Kay Yuni, Tsan Linda, Davis Elizabeth A, Tian Chen, Décarie-Spain Léa, Sadybekov Anastasiia, Pushkin Anna N, Katritch Vsevolod, Kanoski Scott E, Herring Bruce E
Neuroscience Graduate Program, University of Southern California, Los Angeles, CA, 90089, USA.
Department of Biological Sciences, Human and Evolutionary Biology Section, Dornsife College of Letters, Arts and Sciences, University of Southern California, Los Angeles, CA, 90089, USA.
Nat Commun. 2022 Feb 10;13(1):798. doi: 10.1038/s41467-022-28430-5.

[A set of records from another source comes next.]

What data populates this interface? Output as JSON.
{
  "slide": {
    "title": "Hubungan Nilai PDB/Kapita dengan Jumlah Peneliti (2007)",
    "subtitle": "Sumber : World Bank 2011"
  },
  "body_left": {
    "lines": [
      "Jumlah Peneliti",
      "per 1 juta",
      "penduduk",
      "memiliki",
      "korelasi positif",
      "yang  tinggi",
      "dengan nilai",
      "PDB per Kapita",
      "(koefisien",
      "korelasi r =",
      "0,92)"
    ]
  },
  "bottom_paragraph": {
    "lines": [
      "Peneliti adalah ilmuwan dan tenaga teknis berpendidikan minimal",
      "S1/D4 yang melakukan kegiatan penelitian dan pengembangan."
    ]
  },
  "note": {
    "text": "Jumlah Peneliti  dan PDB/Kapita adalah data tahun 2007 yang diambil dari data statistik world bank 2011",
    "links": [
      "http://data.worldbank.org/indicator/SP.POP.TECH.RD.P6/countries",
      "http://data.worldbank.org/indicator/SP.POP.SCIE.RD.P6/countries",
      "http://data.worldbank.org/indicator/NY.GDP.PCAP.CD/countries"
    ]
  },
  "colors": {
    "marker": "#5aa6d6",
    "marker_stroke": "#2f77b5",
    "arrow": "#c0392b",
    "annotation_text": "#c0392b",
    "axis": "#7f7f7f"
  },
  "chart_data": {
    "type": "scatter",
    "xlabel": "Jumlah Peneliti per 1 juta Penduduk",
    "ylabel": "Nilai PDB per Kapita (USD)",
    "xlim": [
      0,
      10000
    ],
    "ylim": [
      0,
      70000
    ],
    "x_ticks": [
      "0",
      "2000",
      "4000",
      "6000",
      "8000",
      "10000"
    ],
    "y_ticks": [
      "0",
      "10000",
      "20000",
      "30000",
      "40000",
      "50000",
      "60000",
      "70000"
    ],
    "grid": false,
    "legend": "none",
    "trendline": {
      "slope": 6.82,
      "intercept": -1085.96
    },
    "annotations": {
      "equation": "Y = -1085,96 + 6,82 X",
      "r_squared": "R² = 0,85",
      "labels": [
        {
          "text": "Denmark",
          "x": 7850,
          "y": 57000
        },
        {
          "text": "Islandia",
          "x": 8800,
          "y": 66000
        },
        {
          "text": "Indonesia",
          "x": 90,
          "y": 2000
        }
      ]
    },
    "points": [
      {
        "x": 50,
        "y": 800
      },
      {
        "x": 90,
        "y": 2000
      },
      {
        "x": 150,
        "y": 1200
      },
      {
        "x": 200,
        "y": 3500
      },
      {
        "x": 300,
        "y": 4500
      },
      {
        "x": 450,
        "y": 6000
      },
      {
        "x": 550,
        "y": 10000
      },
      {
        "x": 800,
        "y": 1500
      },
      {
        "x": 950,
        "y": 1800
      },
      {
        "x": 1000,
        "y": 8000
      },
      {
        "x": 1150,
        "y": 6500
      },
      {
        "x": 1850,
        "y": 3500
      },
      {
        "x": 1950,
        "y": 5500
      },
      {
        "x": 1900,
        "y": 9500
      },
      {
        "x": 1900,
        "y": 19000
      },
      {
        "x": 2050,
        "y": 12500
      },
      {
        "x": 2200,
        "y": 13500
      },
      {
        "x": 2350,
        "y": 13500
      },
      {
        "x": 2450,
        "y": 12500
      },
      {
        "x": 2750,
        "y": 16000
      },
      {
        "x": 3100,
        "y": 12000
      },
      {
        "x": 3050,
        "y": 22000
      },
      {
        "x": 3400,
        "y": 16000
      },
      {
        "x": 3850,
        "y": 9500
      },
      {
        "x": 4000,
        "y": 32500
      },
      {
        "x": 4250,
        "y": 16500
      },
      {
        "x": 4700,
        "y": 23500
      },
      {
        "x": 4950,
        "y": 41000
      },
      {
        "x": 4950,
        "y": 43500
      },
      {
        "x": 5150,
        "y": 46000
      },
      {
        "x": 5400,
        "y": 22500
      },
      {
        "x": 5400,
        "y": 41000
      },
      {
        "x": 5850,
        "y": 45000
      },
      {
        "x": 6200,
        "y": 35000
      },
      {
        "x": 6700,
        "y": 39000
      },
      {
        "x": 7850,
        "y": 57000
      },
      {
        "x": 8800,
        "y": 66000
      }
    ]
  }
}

Mutations in the putative glutamatergic synapse scaffolding protein SAP97 are associated with the development of schizophrenia in humans. However, the role of SAP97 in synaptic regulation is unclear. Here we show that SAP97 is expressed in the dendrites of granule neurons in the dentate gyrus but not in the dendrites of other hippocampal neurons. Schizophrenia-related perturbations of SAP97 did not affect CA1 pyramidal neuron synapse function. Conversely, these perturbations produce dramatic augmentation of glutamatergic neurotransmission in granule neurons that can be attributed to a release of perisynaptic GluA1-containing AMPA receptors into the postsynaptic densities of perforant pathway synapses. Furthermore, inhibiting SAP97 function in the dentate gyrus was sufficient to impair contextual episodic memory. Together, our results identify a cell-type-specific synaptic regulatory mechanism in the dentate gyrus that, when disrupted, impairs contextual information processing in rats.
假定的谷氨酸能突触支架蛋白SAP97的突变与人类精神分裂症的发生有关。然而,SAP97在突触调节中的作用尚不清楚。在这里,我们表明SAP97在齿状回颗粒神经元的树突中表达,但在其他海马神经元的树突中不表达。与精神分裂症相关的SAP97扰动不影响CA1锥体神经元突触功能。相反,这些扰动会使颗粒神经元中的谷氨酸能神经传递显著增强,这可归因于含GluA1的AMPA受体从突触周围释放到穿通通路突触的突触后致密物中。此外,抑制齿状回中的SAP97功能足以损害情境性情景记忆。总之,我们的结果确定了齿状回中一种细胞类型特异性的突触调节机制,该机制一旦被破坏,就会损害大鼠的情境信息处理。